When I leave home this time of the year to go to work, someone always asks me what in the world I do to support schools in the heat of the summer?  Teachers are off enjoying their long summer breaks, right?  Who would I possibly work with in the middle of July? The last thing that teachers want to do in the summer is go to school?  Isn’t it?  So, what do I go off and do in July in the name of school improvement? How do I find anyone to work with?

Well, if the truth be told, for most educators, the learning never stops.  They might take a break for a while, but they are soon reading, preparing, attending conferences or studying together.  Now, I know, this is not the impression that many of my non-teacher friends have about “summer” and “teachers”.  But, think about it, if you have had an opportunity to share a meal or a coffee with an educator over the summer, I bet it doesn’t take long for the conversation to be about school.  We just can’t seem to help ourselves… we shut if off for a while to celebrate and enjoy the end of a school year  but soon our minds are moving on to the next year.  And, getting ready can take on a whole life of its own for the educators who want to work together in the summer months.  Let me introduce you to some who I have recently met.

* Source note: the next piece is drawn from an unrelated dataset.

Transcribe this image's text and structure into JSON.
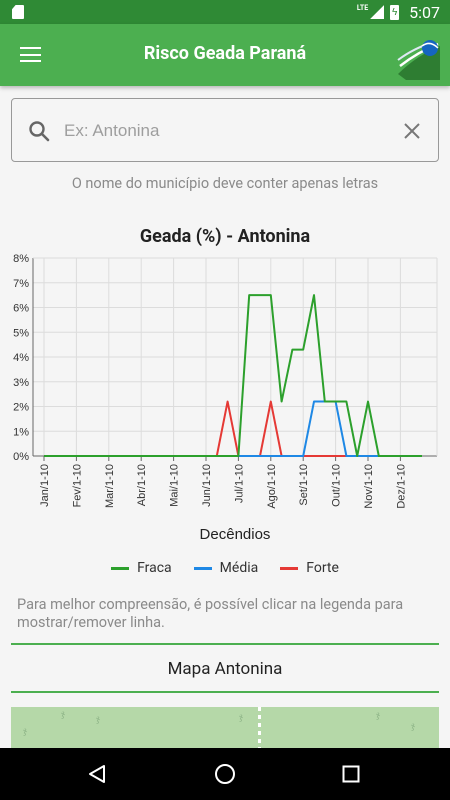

Over the past two weeks, I have worked in four different schools (in two states) with teachers invested in learning together.  In the four schools, there are different neighborhoods, unique student needs and different expectations by the leaders (district and school).  The bottom line though, is, the teachers come together to learn because they believe in their students and they are willing to accept leadership roles in their schools.  636174569062629052-1906224031_believe_nischalaIn all four schools, these teachers want to create a shared leadership model that demonstrates an ongoing commitment to  “we’ve got this” or “they are our students” not “mine” and “yours”.

These hard-working educators come to the table with a variety of skills, experiences and understanding of the work to be done. Sometimes, they express concerns about not knowing  “how” to lead and we work through clarifying expectations, building understanding of common purpose and most importantly, creating confidence in their ability to support the work necessary to make a difference in the lives of their students. You see, in all of these schools, they undeniably understand that collaborating and sharing in the work together will create a far greater chance for students to learn.  And, most importantly, they believe in their students. Honestly, how I see it is these educators understand that by believing in their students, they are saving lives. What can get better than this as a purpose to our work?

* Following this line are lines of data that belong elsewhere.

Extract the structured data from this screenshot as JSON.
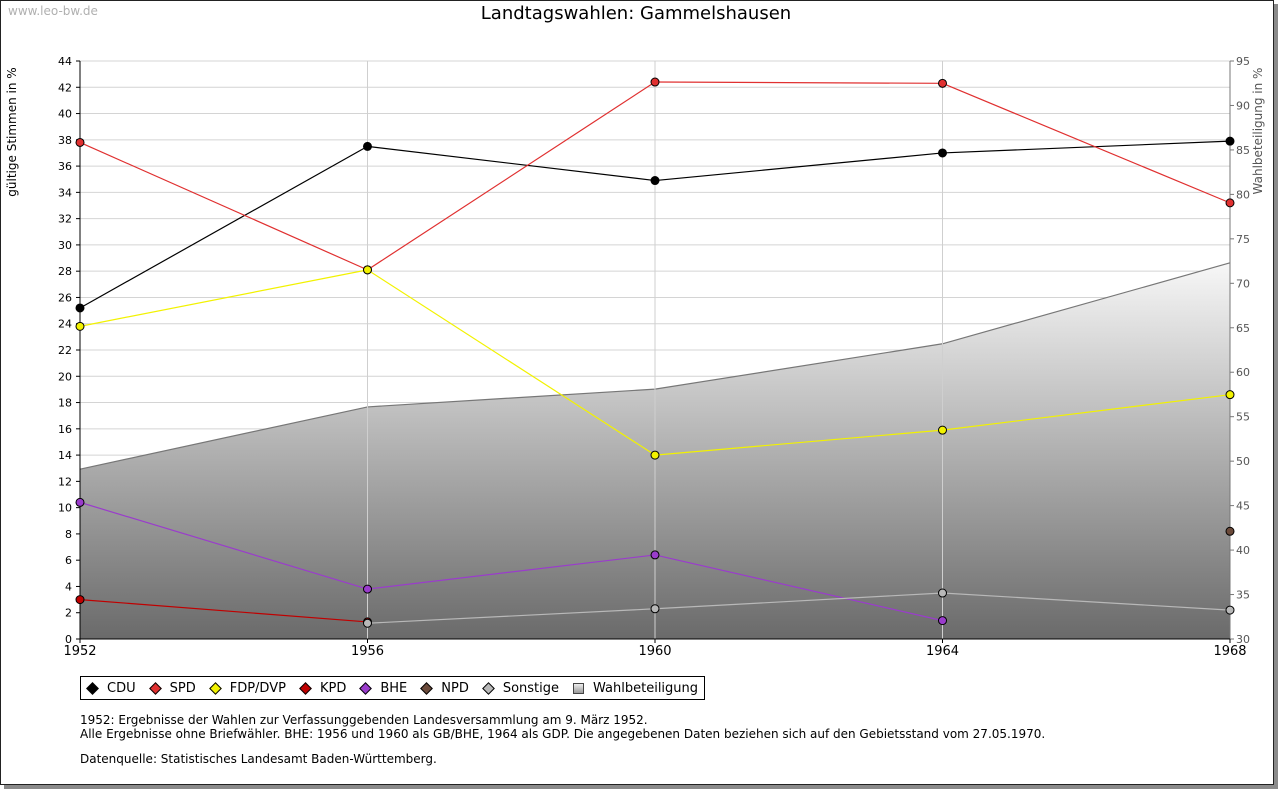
{
  "watermark": "www.leo-bw.de",
  "chart_data": {
    "type": "line",
    "title": "Landtagswahlen: Gammelshausen",
    "ylabel": "gültige Stimmen in %",
    "ylabel_right": "Wahlbeteiligung in %",
    "xlabel": "",
    "x": [
      "1952",
      "1956",
      "1960",
      "1964",
      "1968"
    ],
    "ylim": [
      0,
      44
    ],
    "y_ticks": [
      0,
      2,
      4,
      6,
      8,
      10,
      12,
      14,
      16,
      18,
      20,
      22,
      24,
      26,
      28,
      30,
      32,
      34,
      36,
      38,
      40,
      42,
      44
    ],
    "ylim_right": [
      30,
      95
    ],
    "y_ticks_right": [
      30,
      35,
      40,
      45,
      50,
      55,
      60,
      65,
      70,
      75,
      80,
      85,
      90,
      95
    ],
    "grid": true,
    "series": [
      {
        "name": "CDU",
        "color": "#000000",
        "values": [
          25.2,
          37.5,
          34.9,
          37.0,
          37.9
        ]
      },
      {
        "name": "SPD",
        "color": "#e03030",
        "values": [
          37.8,
          28.1,
          42.4,
          42.3,
          33.2
        ]
      },
      {
        "name": "FDP/DVP",
        "color": "#f2f200",
        "values": [
          23.8,
          28.1,
          14.0,
          15.9,
          18.6
        ]
      },
      {
        "name": "KPD",
        "color": "#c00000",
        "values": [
          3.0,
          1.3,
          null,
          null,
          null
        ]
      },
      {
        "name": "BHE",
        "color": "#9a3ccc",
        "values": [
          10.4,
          3.8,
          6.4,
          1.4,
          null
        ]
      },
      {
        "name": "NPD",
        "color": "#6b4a3a",
        "values": [
          null,
          null,
          null,
          null,
          8.2
        ]
      },
      {
        "name": "Sonstige",
        "color": "#b8b8b8",
        "values": [
          null,
          1.2,
          2.3,
          3.5,
          2.2
        ]
      }
    ],
    "turnout": {
      "name": "Wahlbeteiligung",
      "axis": "right",
      "values": [
        49.1,
        56.1,
        58.1,
        63.2,
        72.3
      ]
    }
  },
  "notes": [
    "1952: Ergebnisse der Wahlen zur Verfassunggebenden Landesversammlung am 9. März 1952.",
    "Alle Ergebnisse ohne Briefwähler. BHE: 1956 und 1960 als GB/BHE, 1964 als GDP. Die angegebenen Daten beziehen sich auf den Gebietsstand vom 27.05.1970."
  ],
  "source": "Datenquelle: Statistisches Landesamt Baden-Württemberg."
}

When I think about the difficult, bumpy road that school improvement is, I always go back to three necessary ingredients one- you must have educators and leaders who will collaborate, create common purpose and share ownership (no-one can do this work in isolation), two- you have to do the right work (in other words, you have to know what is going to get you results and stay intentional in your work to get there) and lastly- you have to believe in your students. Without the belief, it really doesn’t happen.

This last one is a hard one.  In so many schools, the disconnect between wanting students to succeed and KNOWING that they can succeed is the elephant in the room.  How do you develop unconditional belief in others? What does it take to have a mindset that is genuinely positive that each and every student will succeed? And, if we are to share ownership and leadership  of student learning, how do we influence others to believe?   Consider these three questions as you get ready for this new school year.    Reflection and discussion of where we honestly are with our thinking and beliefs is a very important exercise for educators to do together and there is no time better than the first of the year to create your collective commitments to each other.  Will you commit to shared leadership and ownership? And, will you truly agree to model, in all of your actions and words, a 100% commitment to a belief in each student in your school? They sure know when we do or we don’t and nothing builds confidence faster than knowing someone else has it for us! Let’s face it, as humans, we have energy and enthusiasm for what we are doing when we know others believe in us.

I know that the educators who I worked with during the past two weeks are believers and I know they want to continue to be when they actually start working with the students.  That is when the rubber will hit the road, in other words, staying true to their beliefs despite the challenges that come before them in the shape of a student, will be the test. Personal and professional buckets are filled during the summer and once the doors of the school are open again, these buckets seem to deplete quite quickly. Someone who means the world to me reminded me, this week,  that I am doing this work to save lives. With all of my heart, I have to believe in my principals and teachers. And they in turn have to believe in the students.  This is what we do and so as you think about the 2018-2019 school year, I  ask you to believe…no matter what…don’t stop believing.  Have a great week.  See you next Saturday.